What helped Joseph turn every trauma he faced into triumph? First, he had someone who believed in him, and did not focus on those who did not. In every tragic situation, there was his father, then Potiphar, then his jailer, then Pharaoh himself who liked him and entrusted important work to him. Second, Joseph did not harbor bitterness nor thought of revenge towards his brothers, Potiphar’s wife, the chief butler, who all caused him to sink into problematic situations. Third, Joseph faithfully discharged any responsibility given him with skill and wisdom, whether as a servant in a household, in a prison, or in the palace. Fourth, he trusted God who is the dream-giver and dream-fulfiller in every circumstance he found himself in, helping him overcome each difficulty.

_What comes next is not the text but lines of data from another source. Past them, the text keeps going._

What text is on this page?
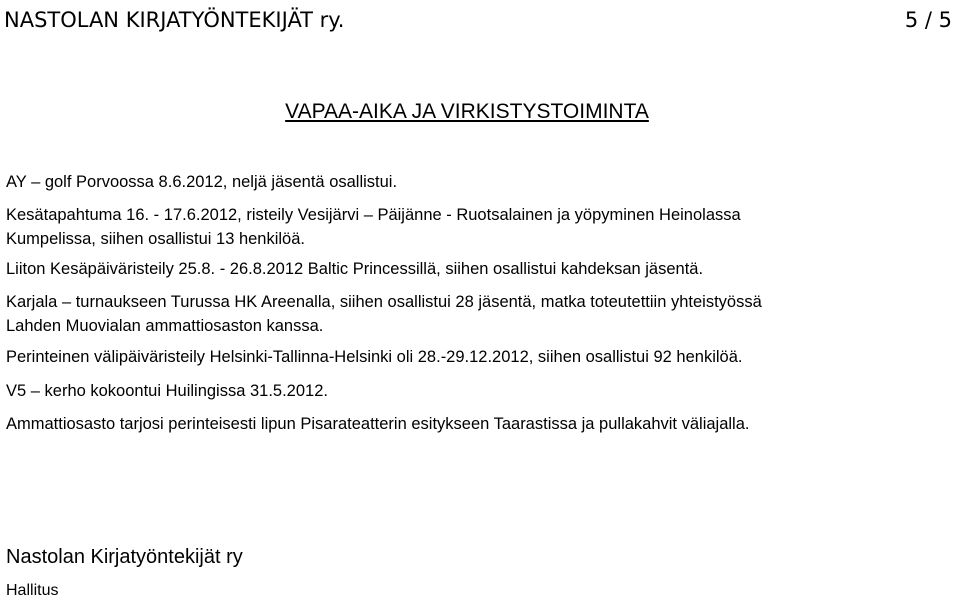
NASTOLAN KIRJATYÖNTEKIJÄT ry.	5 / 5
VAPAA-AIKA JA VIRKISTYSTOIMINTA
AY – golf Porvoossa 8.6.2012, neljä jäsentä osallistui.
Kesätapahtuma 16. - 17.6.2012, risteily Vesijärvi – Päijänne - Ruotsalainen ja yöpyminen Heinolassa
Kumpelissa, siihen osallistui 13 henkilöä.
Liiton Kesäpäiväristeily 25.8. - 26.8.2012 Baltic Princessillä, siihen osallistui kahdeksan jäsentä.
Karjala – turnaukseen Turussa HK Areenalla, siihen osallistui 28 jäsentä, matka toteutettiin yhteistyössä
Lahden Muovialan ammattiosaston kanssa.
Perinteinen välipäiväristeily Helsinki-Tallinna-Helsinki oli 28.-29.12.2012, siihen osallistui 92 henkilöä.
V5 – kerho kokoontui Huilingissa 31.5.2012.
Ammattiosasto tarjosi perinteisesti lipun Pisarateatterin esitykseen Taarastissa ja pullakahvit väliajalla.
Nastolan Kirjatyöntekijät ry
Hallitus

Joseph exemplified what research shows as needed of resilient children. Developmental psychologist Dr. Edith Grotberg of the International Resilience Project study mentioned three sources of resilience: I Have – trusting relationships; structure and rules at home; role models; encouragement to be autonomous; access to health, education, security services. I Am – a person others can like and love; glad to do nice things for others; respectful; responsible; filled with hope, faith and trust. I Can – communicate, problem-solve, manage my feelings and impulses, gauge the temperament of others and myself, seek trusting relationships. It takes a combination of two or three of these for the child to thrive and triumph.

In Joseph’s case, he had all three sources of resilience as enumerated earlier. But the account is also clear that the bottom line behind his success was: “The Lord was with Joseph, so he became a successful man” (Gen. 39:2-6, 21-23; 41:38-40). In these difficult times with the spate of destruction, diseases, and death that could affect our families, it is important that parents promote resilience in children.